Che nel ‘31 seguì nella neonata Fiorentina, convinta ad acquistarlo per 200mila lire, dieci volte di più rispetto a quanto lo aveva pagato il Bologna quattro anni prima.
Una plusvalenza incredibile, una delle prime nella storia del calcio italiano. Pitto andò poi all’Inter, prima di rientrare a Livorno e chiudere a Seregno, in Brianza, nel 1938.
Ah, si racconta che una volta, a Parigi con la Nazionale universitaria, salì in tribuna durante una partita per regolare i conti con qualche tifoso.

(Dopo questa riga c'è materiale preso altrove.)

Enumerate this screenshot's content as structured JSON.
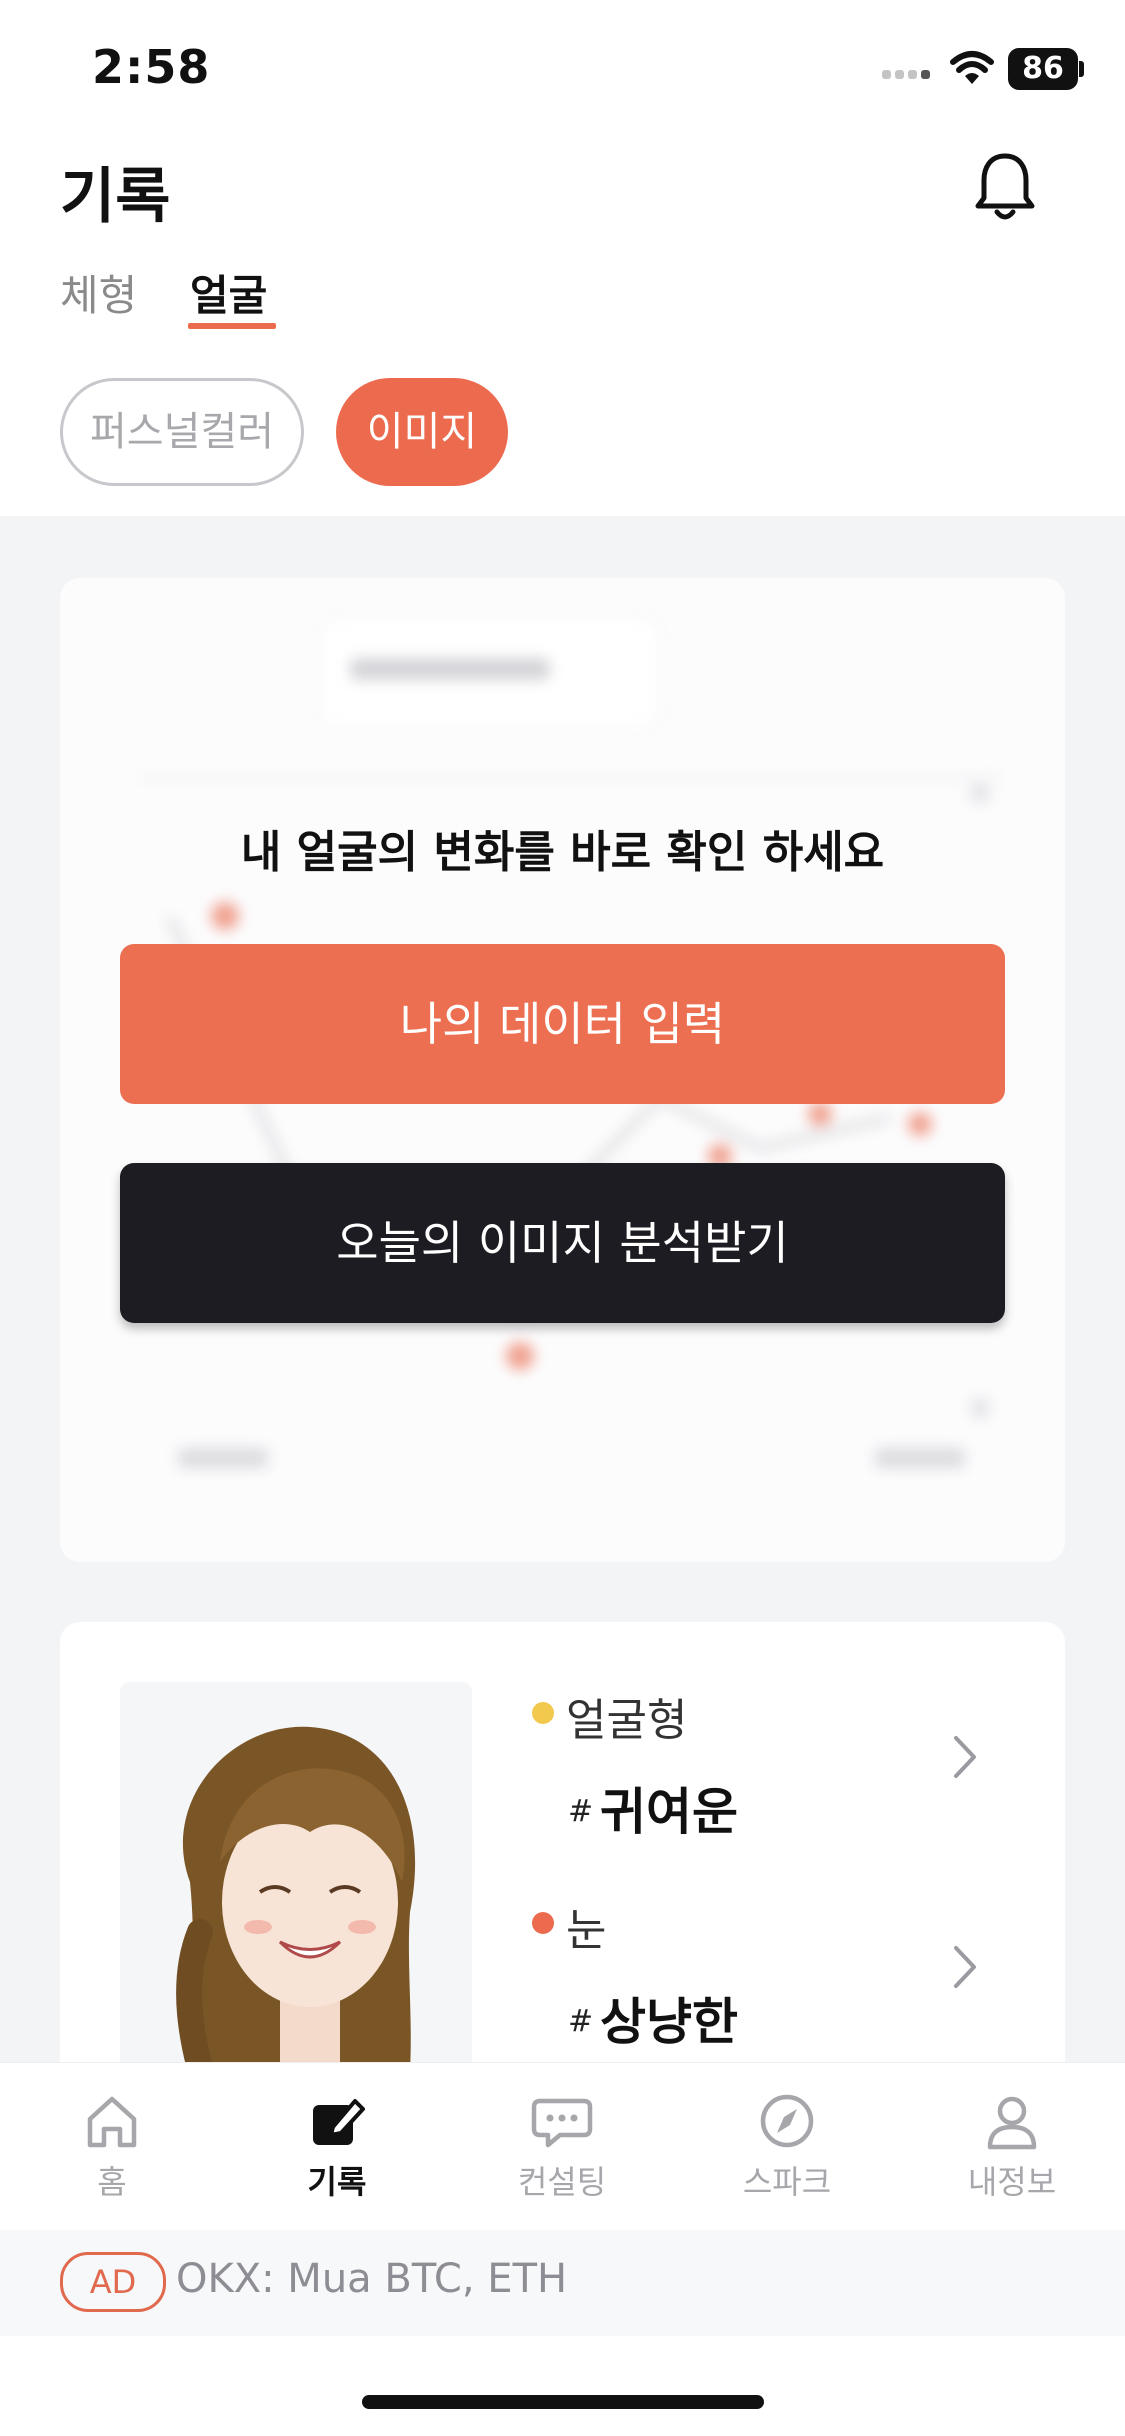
{
  "status_bar": {
    "time": "2:58",
    "battery": "86"
  },
  "header": {
    "title": "기록"
  },
  "tabs": [
    {
      "label": "체형"
    },
    {
      "label": "얼굴"
    }
  ],
  "chips": [
    {
      "label": "퍼스널컬러"
    },
    {
      "label": "이미지"
    }
  ],
  "chart_card": {
    "headline": "내 얼굴의 변화를 바로 확인 하세요",
    "input_button": "나의 데이터 입력",
    "analyze_button": "오늘의 이미지 분석받기"
  },
  "profile": {
    "items": [
      {
        "label": "얼굴형",
        "value": "귀여운"
      },
      {
        "label": "눈",
        "value": "상냥한"
      }
    ],
    "hash": "#"
  },
  "nav": [
    {
      "label": "홈",
      "icon": "home-icon"
    },
    {
      "label": "기록",
      "icon": "edit-icon"
    },
    {
      "label": "컨설팅",
      "icon": "chat-icon"
    },
    {
      "label": "스파크",
      "icon": "compass-icon"
    },
    {
      "label": "내정보",
      "icon": "user-icon"
    }
  ],
  "ad": {
    "badge": "AD",
    "text": "OKX: Mua BTC, ETH"
  },
  "colors": {
    "accent": "#ec6b4f",
    "dark_button": "#1c1c22",
    "background_gray": "#f3f4f6"
  }
}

Come? Con quella ghigna che servirebbe oggi…
https://iltirreno.gelocal.it/livorno/sp ... 1.11136339
Giovanni Busoni
Giovanni Busoni (1913-1973), livornese di nascita arriva a giocare nel Livorno nel 1933 al posto dell'ungherese Nekadoma.
Nel 1934 venne convocato in nazionale da Pozzo.
Grande centravanti degli anni Trenta, in due anni nel Livorno segna 37 goal, prima di essere venduto al Napoli insieme ad Uslenghi per una cifra astronomica per quel tempo, circa 250.000 lire.
Busoni fu protagonista dell'inaugurazione dello stadio attuale, per la precisione l'8 ottobre 1933, quando il Livorno alla quinta giornata del campionato di serie A affrontò la Fiorentina.
Davanti a 10.000 persone, grazie soprattutto ad una doppietta di Busoni, la Fiorentina fu sconfitta per 3 a 0.
Quell'anno Busoni segnò 26 reti e divenne vicecannoniere in serie A.
Il suo ultimo goal in amaranto lo segnò al Brescia l'anno seguente, il 12 maggio 1935.